在代碼中有一個名爲clean_up的助手函數,下面是我的代碼。我想知道我需要修復,添加或刪除它以使其工作。代碼運行但不符合合同中的前提條件

def clean_up(s): 
    """ (str) -> str 

    Return a new string based on s in which all letters have been 
    converted to lowercase and punctuation characters have been stripped 
    from both ends. Inner punctuation is left untouched. 

    >>> clean_up('Happy Birthday!!!') 
    'happy birthday' 
    >>> clean_up("-> It's on your left-hand side.") 
    " it's on your left-hand side" 
    """ 

    punctuation = """!"',;:.-?)([]<>*#\n\t\r""" 
    result = s.lower().strip(punctuation) 
    return result 


########## Complete the following functions. ############ 

def type_token_ratio(text): 
    """ (list of str) -> float 

    Precondition: text is non-empty. Each str in text ends with \n and 
    text contains at least one word. 

    Return the Type Token Ratio (TTR) for this text.
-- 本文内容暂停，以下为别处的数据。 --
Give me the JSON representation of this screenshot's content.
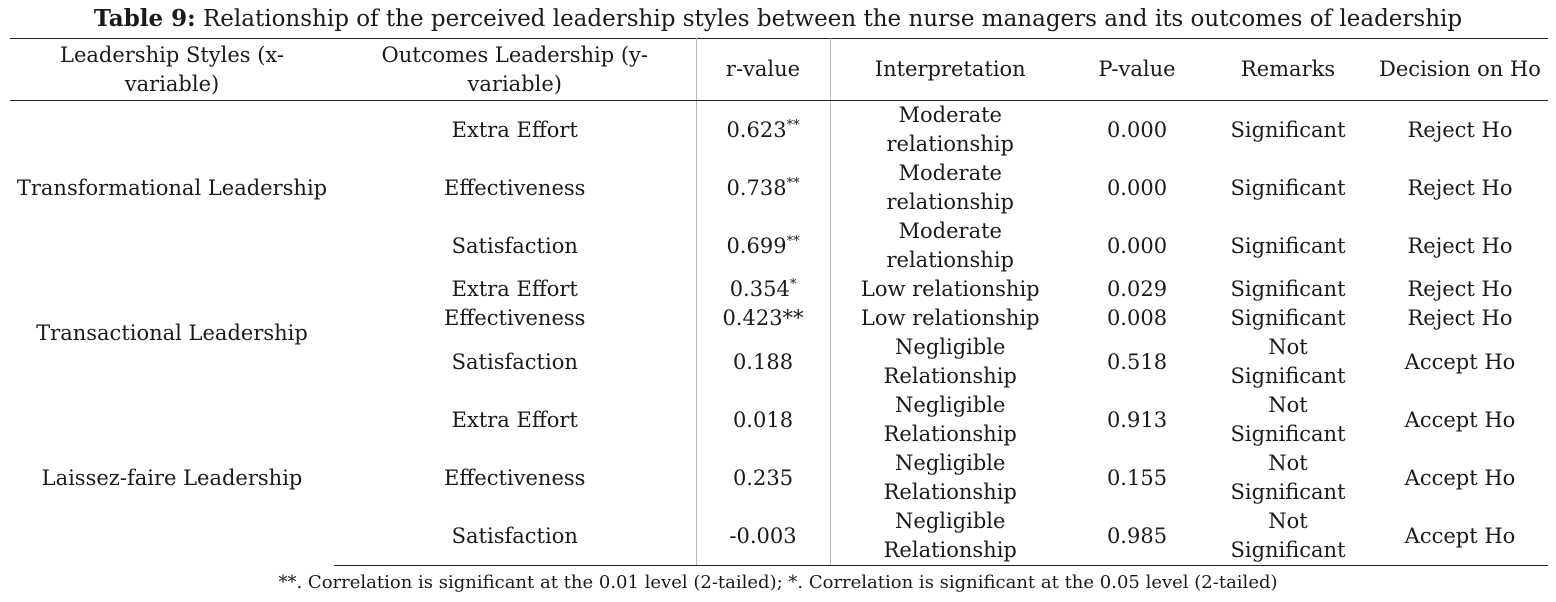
{
  "title": {
    "label": "Table 9:",
    "text": "Relationship of the perceived leadership styles between the nurse managers and its outcomes of leadership"
  },
  "headers": {
    "style": "Leadership Styles (x-variable)",
    "outcome": "Outcomes Leadership (y-variable)",
    "r": "r-value",
    "interp": "Interpretation",
    "p": "P-value",
    "remarks": "Remarks",
    "decision": "Decision on Ho"
  },
  "groups": [
    {
      "style": "Transformational Leadership",
      "rows": [
        {
          "outcome": "Extra Effort",
          "r": "0.623",
          "r_mark": "**",
          "interp": "Moderate relationship",
          "p": "0.000",
          "remarks": "Significant",
          "decision": "Reject Ho"
        },
        {
          "outcome": "Effectiveness",
          "r": "0.738",
          "r_mark": "**",
          "interp": "Moderate relationship",
          "p": "0.000",
          "remarks": "Significant",
          "decision": "Reject Ho"
        },
        {
          "outcome": "Satisfaction",
          "r": "0.699",
          "r_mark": "**",
          "interp": "Moderate relationship",
          "p": "0.000",
          "remarks": "Significant",
          "decision": "Reject Ho"
        }
      ]
    },
    {
      "style": "Transactional Leadership",
      "rows": [
        {
          "outcome": "Extra Effort",
          "r": "0.354",
          "r_mark": "*",
          "interp": "Low relationship",
          "p": "0.029",
          "remarks": "Significant",
          "decision": "Reject Ho"
        },
        {
          "outcome": "Effectiveness",
          "r": "0.423**",
          "r_mark": "",
          "interp": "Low relationship",
          "p": "0.008",
          "remarks": "Significant",
          "decision": "Reject Ho"
        },
        {
          "outcome": "Satisfaction",
          "r": "0.188",
          "r_mark": "",
          "interp": "Negligible Relationship",
          "p": "0.518",
          "remarks": "Not Significant",
          "decision": "Accept Ho"
        }
      ]
    },
    {
      "style": "Laissez-faire Leadership",
      "rows": [
        {
          "outcome": "Extra Effort",
          "r": "0.018",
          "r_mark": "",
          "interp": "Negligible Relationship",
          "p": "0.913",
          "remarks": "Not Significant",
          "decision": "Accept Ho"
        },
        {
          "outcome": "Effectiveness",
          "r": "0.235",
          "r_mark": "",
          "interp": "Negligible Relationship",
          "p": "0.155",
          "remarks": "Not Significant",
          "decision": "Accept Ho"
        },
        {
          "outcome": "Satisfaction",
          "r": "-0.003",
          "r_mark": "",
          "interp": "Negligible Relationship",
          "p": "0.985",
          "remarks": "Not Significant",
          "decision": "Accept Ho"
        }
      ]
    }
  ],
  "footnote": "**. Correlation is significant at the 0.01 level (2-tailed); *. Correlation is significant at the 0.05 level (2-tailed)"
}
TTR is the number of 
    different words divided by the total number of words. 

    >>> text = ['James Fennimore Cooper\n', 'Peter, Paul, and Mary\n', 
     'James Gosling\n'] 
    >>> type_token_ratio(text) 
    0.8888888888888888 
    """ 

    # To do: Fill in this function's body to meet its specification. 

    distinctwords = dict() 
    words = 0 
    for line in text.splitlines(): 
     line = line.strip().split() 
     for word in line: 
      words+=1 
      if word in distinctwords: 
       distinctwords[word]+=1 
      else: 
       distinctwords[word]=1 
    TTR= len(distinctwords)/words 
    return TTR 
+0

什麼問題? – 2014-11-02 22:52:02

+0

我問我的老師,但他沒有向我解釋,他說這樣做符合前提條件,但我的代碼運行,所以我很困惑。 – JerryMichaels 2014-11-02 22:56:41

回答

0

您的代碼將不能運行,for line in text.splitlines()試圖拆分列表,你需要遍歷傳遞的話叫text的列表,使用collections.defaultdict也將更加高效:

def type_token_ratio(text): 
    from collections import defaultdict 
    distinctwords = defaultdict(int) 
    for words in text: # get each string 
     words = clean_up(words) # clean the string 
     for word in words.split(): # split into individual words 
      distinctwords[word] += 1 # increase the count for each word 
    TTR = len(distinctwords)/sum(distinctwords.values()) # sum(distinctwords.values()) will give total amount of words 
    return TTR 
+0

不用擔心,不客氣 – 2014-11-02 23:34:07